Dong non pas crac mais le dong d'un tambour au creux de la forêt, le long du sentier, tambour creusé par un lent pourrissement du centre qui ne touche pas l'écorce de l'arbre. Dans la forêt un immense bonsaï fait vibrer les feuilles et les branches des autres arbres de sa présence comme s'il réclamait la main qui le ferait sonore, c'est à dire creusé par le temps. Il nous surplombe, cet arbre, son vide on désire y entrer pour entendre la forêt, être dans sa cache pour saisir tout autrement le paysage, lancer un regard vers le haut de son fut évidé pour voir le ciel trembler un peu de ce espace particulier, foisonnant de matière perdue, orné de branches et de feuilles tournoyantes, qui voleraient avec lui s'il pouvait s'élever, si ses racines elles-mêmes étaient faites de ce vide qui comble son coeur de nos regards, nous qui nous arrêtons devant lui, imaginant ce geste que nous n'osons faire avec l'amplitude nécessaire : faire vibrer cet arbre et avec lui le sol et la forêt, amorcer le rythme d'une musique qui cesserait à peine, s'éteindrait lentement à la nuit, une fois la rivière bruissante du jour terminée. Dong et dong, Tam ti de lam, lame et lente, tendre et sec, le long du jour, dam ti de dam, la main caresse, elle bat un peu, le bois dong et dang, le vide repousse le vide, l'arbre monte vers le ciel, l'entourant, le protégeant, nous le donnant en une improbable musique, un exil de l'oeil vers le dedans enlevé des choses. Nous aurions volé comme cet arbre si nos racines auraient été creuses, pour aujourd'hui, dans cet instant de la rencontre avec cette éphémère présence du vide, nous imaginons cette musique, ample en nos torses, en notre respiration, elle rejoint la forêt qui vibre de nos pas qui s'éloignent de l'arbre creux.


samedi 15 septembre 2007

Shitao 2

Que l'esprit soit présent partout, et la règle informera tout ; que la raison pénètre partout, et les aspects les plus variés pourront être exprimés. S'abandonnant au gré de la main, d'un geste, on saisira l'apparence formelle aussi bien que l'élan intérieur des monts et des fleuves, des personnages et des objets inanimés, des oiseaux et des bêtes, des herbes et des arbres, des viviers et des pavillons, des bâtiments et des esplanades, on les peindra d'après nature ou l'on en sondera la signification, on en exprimera le caractère ou l'on en reproduira l'atmosphère, on les révèlera dans leur totalité ou on les suggérera elliptiquement .

Quand bien même l'homme n'en saisirait pas l'accomplissement, pareille peinture répondra aux exigences de l'esprit.

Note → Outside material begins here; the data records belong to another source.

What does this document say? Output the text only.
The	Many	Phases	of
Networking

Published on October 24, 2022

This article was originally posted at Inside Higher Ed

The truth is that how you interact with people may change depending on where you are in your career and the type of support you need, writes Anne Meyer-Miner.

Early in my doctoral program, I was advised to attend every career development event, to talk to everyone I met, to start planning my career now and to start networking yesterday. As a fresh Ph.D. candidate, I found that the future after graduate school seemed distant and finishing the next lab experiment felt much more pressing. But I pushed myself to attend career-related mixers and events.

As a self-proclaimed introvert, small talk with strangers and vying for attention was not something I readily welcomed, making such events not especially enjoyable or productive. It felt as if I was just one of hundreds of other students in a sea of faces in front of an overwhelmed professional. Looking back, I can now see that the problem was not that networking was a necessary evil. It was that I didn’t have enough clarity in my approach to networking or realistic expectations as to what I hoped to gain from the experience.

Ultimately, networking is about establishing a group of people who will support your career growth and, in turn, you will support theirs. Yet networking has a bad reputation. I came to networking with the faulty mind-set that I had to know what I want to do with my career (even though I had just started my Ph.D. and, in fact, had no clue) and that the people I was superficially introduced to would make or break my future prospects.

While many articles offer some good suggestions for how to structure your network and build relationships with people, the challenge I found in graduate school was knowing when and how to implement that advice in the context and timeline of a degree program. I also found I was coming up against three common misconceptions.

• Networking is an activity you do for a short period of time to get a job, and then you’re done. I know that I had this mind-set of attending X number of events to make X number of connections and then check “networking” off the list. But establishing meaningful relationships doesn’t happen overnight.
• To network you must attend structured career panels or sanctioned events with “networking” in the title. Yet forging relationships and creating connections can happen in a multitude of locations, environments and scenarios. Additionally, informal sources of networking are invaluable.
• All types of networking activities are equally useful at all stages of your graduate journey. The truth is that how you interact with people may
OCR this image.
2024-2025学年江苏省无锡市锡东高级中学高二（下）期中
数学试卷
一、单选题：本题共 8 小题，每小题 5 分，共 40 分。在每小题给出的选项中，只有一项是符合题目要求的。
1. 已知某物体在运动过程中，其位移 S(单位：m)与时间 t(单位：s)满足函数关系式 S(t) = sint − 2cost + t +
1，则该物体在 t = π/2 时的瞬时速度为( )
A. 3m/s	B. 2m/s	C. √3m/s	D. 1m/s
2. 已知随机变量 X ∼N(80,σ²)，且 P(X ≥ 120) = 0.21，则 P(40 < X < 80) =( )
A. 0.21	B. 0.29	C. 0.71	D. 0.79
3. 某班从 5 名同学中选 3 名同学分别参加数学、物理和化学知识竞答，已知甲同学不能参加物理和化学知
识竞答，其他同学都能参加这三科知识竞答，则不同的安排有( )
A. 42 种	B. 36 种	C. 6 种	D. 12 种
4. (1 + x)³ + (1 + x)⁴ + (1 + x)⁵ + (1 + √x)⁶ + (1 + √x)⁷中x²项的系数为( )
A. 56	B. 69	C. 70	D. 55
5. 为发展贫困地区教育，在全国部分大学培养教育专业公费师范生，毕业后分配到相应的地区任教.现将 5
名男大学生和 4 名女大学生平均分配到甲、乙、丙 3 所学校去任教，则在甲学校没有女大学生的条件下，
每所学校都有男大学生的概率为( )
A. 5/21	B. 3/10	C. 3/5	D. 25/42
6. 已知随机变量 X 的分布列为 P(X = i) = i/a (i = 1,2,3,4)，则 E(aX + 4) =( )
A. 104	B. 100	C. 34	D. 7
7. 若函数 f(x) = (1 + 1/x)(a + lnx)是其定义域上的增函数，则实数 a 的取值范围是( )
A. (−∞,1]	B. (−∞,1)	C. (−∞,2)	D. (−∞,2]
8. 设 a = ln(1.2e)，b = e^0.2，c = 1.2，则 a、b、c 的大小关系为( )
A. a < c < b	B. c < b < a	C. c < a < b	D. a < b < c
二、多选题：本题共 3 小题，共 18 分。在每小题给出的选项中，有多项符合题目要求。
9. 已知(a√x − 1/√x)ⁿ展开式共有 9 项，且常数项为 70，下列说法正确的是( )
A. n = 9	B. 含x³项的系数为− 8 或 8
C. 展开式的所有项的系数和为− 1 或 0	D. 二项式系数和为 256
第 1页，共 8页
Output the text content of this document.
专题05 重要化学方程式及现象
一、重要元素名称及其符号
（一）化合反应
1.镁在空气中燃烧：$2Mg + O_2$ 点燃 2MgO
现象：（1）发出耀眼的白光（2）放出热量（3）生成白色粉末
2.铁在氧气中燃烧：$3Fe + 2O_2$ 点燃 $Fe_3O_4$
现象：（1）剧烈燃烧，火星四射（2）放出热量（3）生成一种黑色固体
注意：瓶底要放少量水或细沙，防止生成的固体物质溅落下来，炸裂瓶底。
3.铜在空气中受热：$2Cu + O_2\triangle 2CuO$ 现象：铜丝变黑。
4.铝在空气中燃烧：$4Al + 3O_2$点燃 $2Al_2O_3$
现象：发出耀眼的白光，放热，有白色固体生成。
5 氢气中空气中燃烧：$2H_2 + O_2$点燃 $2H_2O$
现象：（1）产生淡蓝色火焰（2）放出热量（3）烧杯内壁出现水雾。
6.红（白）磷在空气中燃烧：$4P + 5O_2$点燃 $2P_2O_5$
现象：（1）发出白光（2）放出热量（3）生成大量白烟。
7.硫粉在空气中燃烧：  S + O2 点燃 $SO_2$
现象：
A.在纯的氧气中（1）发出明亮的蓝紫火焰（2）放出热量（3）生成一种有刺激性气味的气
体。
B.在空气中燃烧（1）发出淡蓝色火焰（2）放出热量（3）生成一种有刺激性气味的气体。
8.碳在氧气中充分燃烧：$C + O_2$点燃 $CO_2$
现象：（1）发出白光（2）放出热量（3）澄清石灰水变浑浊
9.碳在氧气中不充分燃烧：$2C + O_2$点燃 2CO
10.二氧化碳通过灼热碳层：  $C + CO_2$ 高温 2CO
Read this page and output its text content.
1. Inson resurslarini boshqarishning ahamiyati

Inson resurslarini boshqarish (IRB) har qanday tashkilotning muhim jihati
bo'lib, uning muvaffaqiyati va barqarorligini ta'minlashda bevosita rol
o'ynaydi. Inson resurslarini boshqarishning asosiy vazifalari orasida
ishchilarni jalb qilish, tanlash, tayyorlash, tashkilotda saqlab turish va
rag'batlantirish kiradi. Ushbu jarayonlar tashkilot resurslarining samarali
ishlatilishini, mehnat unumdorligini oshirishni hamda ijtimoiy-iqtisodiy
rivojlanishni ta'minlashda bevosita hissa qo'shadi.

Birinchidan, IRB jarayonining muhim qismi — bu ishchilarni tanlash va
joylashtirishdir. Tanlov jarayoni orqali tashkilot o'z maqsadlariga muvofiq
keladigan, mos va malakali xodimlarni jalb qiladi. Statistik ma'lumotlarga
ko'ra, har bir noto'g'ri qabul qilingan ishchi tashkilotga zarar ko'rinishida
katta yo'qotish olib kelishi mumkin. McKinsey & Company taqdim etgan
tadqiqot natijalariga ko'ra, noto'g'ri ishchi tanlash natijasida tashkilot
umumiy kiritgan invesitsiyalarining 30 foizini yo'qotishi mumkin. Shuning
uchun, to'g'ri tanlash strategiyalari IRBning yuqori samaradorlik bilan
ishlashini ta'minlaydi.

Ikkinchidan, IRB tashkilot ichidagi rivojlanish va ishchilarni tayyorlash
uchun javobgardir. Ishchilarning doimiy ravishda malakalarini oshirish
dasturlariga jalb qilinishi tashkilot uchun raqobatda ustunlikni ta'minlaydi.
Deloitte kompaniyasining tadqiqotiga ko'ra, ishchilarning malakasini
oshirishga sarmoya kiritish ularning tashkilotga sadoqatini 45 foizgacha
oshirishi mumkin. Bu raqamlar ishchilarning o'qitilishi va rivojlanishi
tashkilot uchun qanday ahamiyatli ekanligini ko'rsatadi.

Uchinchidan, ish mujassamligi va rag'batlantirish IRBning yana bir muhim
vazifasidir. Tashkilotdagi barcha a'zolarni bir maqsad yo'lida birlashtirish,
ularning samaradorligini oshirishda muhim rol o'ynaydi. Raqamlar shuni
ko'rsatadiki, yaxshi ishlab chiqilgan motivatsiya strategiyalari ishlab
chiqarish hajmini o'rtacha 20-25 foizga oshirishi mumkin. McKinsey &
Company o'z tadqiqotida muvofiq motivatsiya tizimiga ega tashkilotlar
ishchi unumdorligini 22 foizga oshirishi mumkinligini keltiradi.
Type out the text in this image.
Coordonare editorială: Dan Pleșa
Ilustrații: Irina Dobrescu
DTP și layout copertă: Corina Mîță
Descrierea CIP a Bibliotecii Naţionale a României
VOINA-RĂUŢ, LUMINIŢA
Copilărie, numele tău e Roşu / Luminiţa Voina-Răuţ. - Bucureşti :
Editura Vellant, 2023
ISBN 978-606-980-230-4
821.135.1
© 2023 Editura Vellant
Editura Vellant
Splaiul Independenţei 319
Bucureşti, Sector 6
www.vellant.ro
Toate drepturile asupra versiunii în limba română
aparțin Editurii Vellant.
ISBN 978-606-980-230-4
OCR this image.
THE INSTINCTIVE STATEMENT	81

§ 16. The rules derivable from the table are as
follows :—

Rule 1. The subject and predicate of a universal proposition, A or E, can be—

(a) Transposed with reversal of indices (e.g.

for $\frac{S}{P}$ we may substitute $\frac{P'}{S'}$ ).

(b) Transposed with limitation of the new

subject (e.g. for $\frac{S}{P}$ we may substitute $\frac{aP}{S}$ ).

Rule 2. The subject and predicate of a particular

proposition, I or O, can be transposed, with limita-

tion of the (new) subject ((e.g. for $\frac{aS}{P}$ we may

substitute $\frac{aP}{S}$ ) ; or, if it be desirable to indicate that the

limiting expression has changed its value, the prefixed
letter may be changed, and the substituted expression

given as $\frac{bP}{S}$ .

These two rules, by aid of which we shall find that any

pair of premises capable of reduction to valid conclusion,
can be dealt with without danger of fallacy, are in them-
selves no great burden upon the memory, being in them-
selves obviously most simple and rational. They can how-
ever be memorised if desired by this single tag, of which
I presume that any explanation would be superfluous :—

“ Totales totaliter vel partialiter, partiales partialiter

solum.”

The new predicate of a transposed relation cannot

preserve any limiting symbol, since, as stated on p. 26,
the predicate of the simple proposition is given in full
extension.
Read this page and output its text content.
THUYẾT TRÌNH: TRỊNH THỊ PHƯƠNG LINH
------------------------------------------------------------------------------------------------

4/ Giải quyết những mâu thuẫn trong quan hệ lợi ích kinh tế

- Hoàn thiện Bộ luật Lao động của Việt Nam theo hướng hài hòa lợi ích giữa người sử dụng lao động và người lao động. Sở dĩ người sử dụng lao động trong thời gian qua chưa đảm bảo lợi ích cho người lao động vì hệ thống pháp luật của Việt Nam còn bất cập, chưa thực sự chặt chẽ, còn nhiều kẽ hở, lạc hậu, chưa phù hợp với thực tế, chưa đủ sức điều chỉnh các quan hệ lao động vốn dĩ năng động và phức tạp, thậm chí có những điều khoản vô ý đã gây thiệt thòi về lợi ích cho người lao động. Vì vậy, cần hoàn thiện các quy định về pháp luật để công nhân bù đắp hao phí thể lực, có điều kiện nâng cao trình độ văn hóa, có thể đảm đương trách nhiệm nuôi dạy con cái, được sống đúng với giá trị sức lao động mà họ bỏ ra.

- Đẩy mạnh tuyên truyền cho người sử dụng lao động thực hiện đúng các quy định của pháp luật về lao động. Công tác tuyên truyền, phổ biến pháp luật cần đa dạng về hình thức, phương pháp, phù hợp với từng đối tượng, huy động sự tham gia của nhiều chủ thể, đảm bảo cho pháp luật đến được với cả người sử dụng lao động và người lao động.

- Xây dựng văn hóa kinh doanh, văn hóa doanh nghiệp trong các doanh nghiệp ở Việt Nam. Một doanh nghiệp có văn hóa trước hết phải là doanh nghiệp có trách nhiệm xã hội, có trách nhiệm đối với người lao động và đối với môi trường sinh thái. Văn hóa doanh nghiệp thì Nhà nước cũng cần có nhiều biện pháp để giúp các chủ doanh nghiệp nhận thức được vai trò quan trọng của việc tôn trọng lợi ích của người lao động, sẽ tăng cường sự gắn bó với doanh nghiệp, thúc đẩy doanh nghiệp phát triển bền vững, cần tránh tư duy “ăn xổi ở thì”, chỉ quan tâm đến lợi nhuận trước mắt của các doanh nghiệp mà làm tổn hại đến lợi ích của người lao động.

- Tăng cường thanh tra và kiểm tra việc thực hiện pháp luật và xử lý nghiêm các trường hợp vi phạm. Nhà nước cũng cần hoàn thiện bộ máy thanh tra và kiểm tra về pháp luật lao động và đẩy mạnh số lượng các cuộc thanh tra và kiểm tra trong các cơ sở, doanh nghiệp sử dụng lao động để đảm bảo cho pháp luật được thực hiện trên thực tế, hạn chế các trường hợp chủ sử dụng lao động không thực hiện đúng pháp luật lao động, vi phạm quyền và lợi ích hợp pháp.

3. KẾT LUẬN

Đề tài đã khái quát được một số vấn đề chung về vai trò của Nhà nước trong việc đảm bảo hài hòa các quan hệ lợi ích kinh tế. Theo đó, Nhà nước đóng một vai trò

Car la Suprême Simplicité s'est dissociée, aussi la Règle de l'Unique Trait de Pinceau s'est établie. Cette Règle de l'Unique Trait de Pinceau une fois établie, l'infinité des créatures s'est manifestée. C'est pourquoi il a été dit : «Ma voie est celle de l'Unité qui, embrasse l'Universel .

vendredi 14 septembre 2007

Sentier 1

Pour l'instant pas de définition complète. Ce qui serpente entre les arbres, les arbustes et les rochers. Monte ou descend.


N.B. : Le corps n'est pas dans l'image.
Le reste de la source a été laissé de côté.